2021 Recipient of the Lynn and John Kearney Fellowship for Equity
At age 20, Kay Reese, an award-winning visual artist/photographer, became a Franciscan nun: coming of age in the civil rights, Vietnam, moon-landing era. She studied liberal arts at Fordham University before leaving the convent to follow her muse and studying fine art at the College of New Rochelle. After stints as Art Chair at Cathedral H.S., and Career Development Specialist at NYC’s Department of Employment, as Project Director at Parsons School of Design, and as Director of Internal Communications at the YWCA, Reese opened Design Media, a consulting firm. After the trauma of a breast removal and re-construction, and on her first attempt receiving the Bronx Council of the Arts, BRIO Award in 2000, she decided to continue her life’s journey of being an actively practicing artist.
In 1999, learning of her great, great, grandmother’s emancipation from a Georgia plantation, and witnessing the NYC police killing of Amadou Diallo an innocent African immigrant in her former Bronx neighborhood, inflamed Reese’s personal experience of racism. Her social voice, now urgently re-awakened, race became the guiding principle in her life-long commitment to exploring issues of identity, race, power, and the effect of their “accepted” social constructs and contracts. Guided by an innate curiosity, sensitivity, concern for people and for observing the human condition Reese began using photographs, objects, and collaged digital and mixed media strategies to expose and challenge prevailing oppressive social and political belief systems in American society. In 2021 Reese received a residency at Gallery Aferro in Newark NJ, her current home base. Reese exhibits and has works in private collections throughout the U.S.
Kay Reese believes most people possess unique intellectual, spiritual, and moral qualities, positive social values, and physical assets. However, the one visibly distinct physical characteristic of Black people is their hair. Specifically, its kinky texture; brilliantly designed for the exigencies of warm climates, but easily functional in colder ones. It is, notably, the oldest, most unique, flexible, and genetically advanced hair on earth. It represents who Black people are and have been for centuries. Yet, despite major contributions to humanity Black ethnic characteristics have been judged, and most consistently targeted for discrimination, abuse, rejection, and attempted holocaust by various societies and other ethnic groups.

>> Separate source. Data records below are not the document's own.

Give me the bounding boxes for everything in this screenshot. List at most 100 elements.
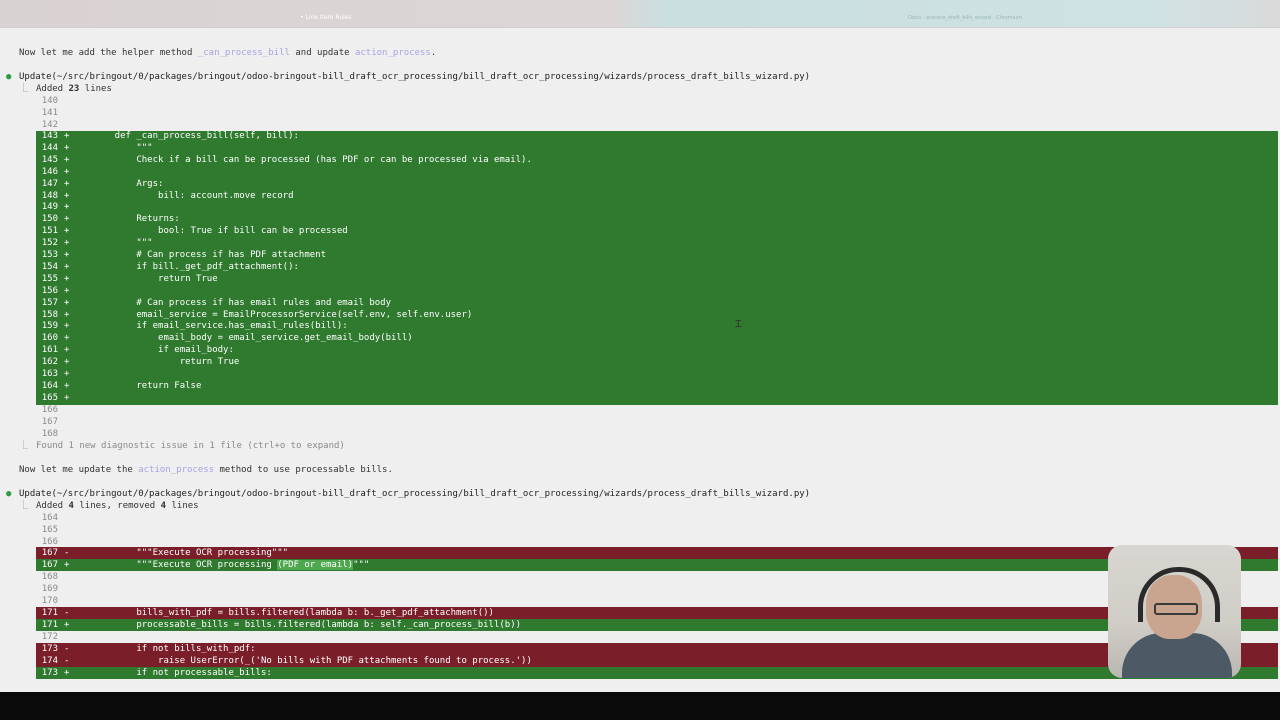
- diff-added-line: 156 +: [36, 285, 1278, 297]
- code-text: bill: account.move record: [93, 190, 294, 201]
- diff-added-line: 152 + """: [36, 237, 1278, 249]
- diff-added-line: 153 + # Can process if has PDF attachment: [36, 249, 1278, 261]
- line-number: 140: [41, 96, 58, 106]
- code-text: """: [93, 238, 153, 249]
- code-text: Check if a bill can be processed (has PD…: [93, 154, 532, 165]
- changed-text-highlight: (PDF or email): [277, 560, 354, 570]
- message-text: method to use processable bills.: [214, 465, 393, 475]
- add-marker: +: [64, 273, 70, 284]
- line-number: 166: [41, 405, 58, 415]
- line-number: 156: [41, 285, 58, 296]
- line-number: 173: [41, 644, 58, 654]
- status-dot-icon: ●: [6, 72, 12, 82]
- diff-context-line: 169: [36, 583, 1278, 595]
- line-number: 165: [41, 525, 58, 535]
- code-text: bool: True if bill can be processed: [93, 226, 348, 237]
- summary-text: Added: [36, 501, 69, 511]
- add-marker: +: [64, 250, 70, 260]
- code-text: # Can process if has email rules and ema…: [93, 297, 392, 308]
- add-marker: +: [64, 190, 70, 201]
- code-text: return False: [93, 380, 202, 391]
- diff-added-line: 145 + Check if a bill can be processed (h…: [36, 154, 1278, 166]
- code-text: """Execute OCR processing: [93, 560, 278, 570]
- line-number: 149: [41, 202, 58, 213]
- diff-added-line: 173 + if not processable_bills:: [36, 667, 1278, 679]
- remove-marker: -: [64, 608, 70, 618]
- line-number: 164: [41, 513, 58, 523]
- line-number: 143: [41, 131, 58, 141]
- code-text: if not processable_bills:: [93, 668, 272, 678]
- add-marker: +: [64, 154, 70, 165]
- add-marker: +: [64, 333, 70, 344]
- message-text: Now let me add the helper method: [19, 48, 198, 58]
- code-text: email_service = EmailProcessorService(se…: [93, 309, 473, 320]
- diff-added-line: 143 + def _can_process_bill(self, bill):: [36, 130, 1278, 142]
- terminal-output: Now let me add the helper method _can_pr…: [0, 27, 1280, 692]
- text-cursor-icon: ⌶: [735, 318, 742, 330]
- add-marker: +: [64, 560, 70, 570]
- add-marker: +: [64, 297, 70, 308]
- line-number: 159: [41, 321, 58, 332]
- add-marker: +: [64, 345, 70, 356]
- method-reference: action_process: [138, 465, 215, 475]
- line-number: 164: [41, 380, 58, 391]
- add-marker: +: [64, 380, 70, 391]
- code-text: if email_body:: [93, 345, 234, 356]
- add-marker: +: [64, 392, 70, 403]
- diff-added-line: 147 + Args:: [36, 178, 1278, 190]
- code-text: """: [93, 142, 153, 153]
- person-body: [1122, 633, 1232, 678]
- update-summary: ⎿ Added 4 lines, removed 4 lines: [19, 500, 199, 512]
- line-number: 167: [41, 560, 58, 570]
- code-text: email_body = email_service.get_email_bod…: [93, 333, 413, 344]
- status-dot-icon: ●: [6, 489, 12, 499]
- update-file-path: Update(~/src/bringout/0/packages/bringou…: [19, 72, 811, 82]
- line-number: 151: [41, 226, 58, 237]
- line-number: 155: [41, 273, 58, 284]
- line-number: 163: [41, 369, 58, 379]
- diff-added-line: 160 + email_body = email_service.get_emai…: [36, 332, 1278, 344]
- diff-added-line: 158 + email_service = EmailProcessorServi…: [36, 309, 1278, 321]
- line-number: 148: [41, 190, 58, 201]
- summary-text: lines: [166, 501, 199, 511]
- line-number: 160: [41, 333, 58, 344]
- diff-added-line: 157 + # Can process if has email rules an…: [36, 297, 1278, 309]
- summary-text: lines: [79, 84, 112, 94]
- assistant-message: Now let me add the helper method _can_pr…: [19, 47, 436, 59]
- diff-added-line: 161 + if email_body:: [36, 344, 1278, 356]
- add-marker: +: [64, 178, 70, 189]
- remove-marker: -: [64, 548, 70, 558]
- update-tool-call[interactable]: ● Update(~/src/bringout/0/packages/bringo…: [6, 71, 810, 83]
- line-number: 152: [41, 238, 58, 249]
- line-number: 158: [41, 309, 58, 320]
- add-marker: +: [64, 131, 70, 141]
- diff-context-line: 172: [36, 631, 1278, 643]
- diff-context-line: 164: [36, 512, 1278, 524]
- diff-added-line: 151 + bool: True if bill can be processed: [36, 225, 1278, 237]
- diff-context-line: 167: [36, 416, 1278, 428]
- update-summary: ⎿ Added 23 lines: [19, 83, 112, 95]
- line-number: 161: [41, 345, 58, 356]
- line-number: 154: [41, 261, 58, 272]
- update-tool-call[interactable]: ● Update(~/src/bringout/0/packages/bringo…: [6, 488, 810, 500]
- diff-context-line: 140: [36, 95, 1278, 107]
- add-marker: +: [64, 226, 70, 237]
- diff-removed-line: 174- raise UserError(_('No bills with PD…: [36, 655, 1278, 667]
- diagnostic-notice[interactable]: ⎿ Found 1 new diagnostic issue in 1 file …: [19, 440, 345, 452]
- code-text: """: [353, 560, 370, 570]
- update-file-path: Update(~/src/bringout/0/packages/bringou…: [19, 489, 811, 499]
- diff-context-line: 166: [36, 404, 1278, 416]
- diff-added-line: 167 + """Execute OCR processing (PDF or e…: [36, 559, 1278, 571]
- add-marker: +: [64, 214, 70, 225]
- add-marker: +: [64, 357, 70, 368]
- line-number: 173: [41, 668, 58, 678]
- diff-context-line: 165: [36, 524, 1278, 536]
- window-title-left: • Line Item Rules: [300, 14, 352, 21]
- glasses-icon: [1154, 603, 1198, 615]
- line-number: 174: [41, 656, 58, 666]
- line-number: 172: [41, 632, 58, 642]
- elbow-icon: ⎿: [19, 501, 29, 511]
- code-text: processable_bills = bills.filtered(lambd…: [93, 620, 522, 630]
- code-text: bills_with_pdf = bills.filtered(lambda b…: [93, 608, 494, 618]
- remove-marker: -: [64, 656, 70, 666]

Today, Reese’s artistic language embraces the natural texture of Black hair as a foundational artistic element within itself. It is visually transferable within her surrealist and abstract narratives as a pure entity aside from its historical relevance. But even more powerful because of it. For Reese using this texture articulates and reframes conceptual references of the Black experience. Her uncompromising viewpoint is reflected in “scenes” or active landscapes that convey their universal struggle for freedom, recognition of accomplishments and contributions to human prosperity and well-being. From the Trans-Atlantic trade to surviving in hostile cultures with forced identities reshaped by brutal supremacist regimes her narratives ironically challenge the values of both Blacks and whites. Her observations can be as raw and honest as “black coffee with no sugar.” However, Reese also “portrays” the Black spirit in its triumph over evil even though embracing it might ensure its survival. Her abstract and/or surreal portrayals of Black life and history tell their objective story yet are nonetheless evocative; eliciting emotional response which she believes is the purpose and value of art. Reese’s work is meant to be seen and experienced emotionally which she believes is the key to human understanding.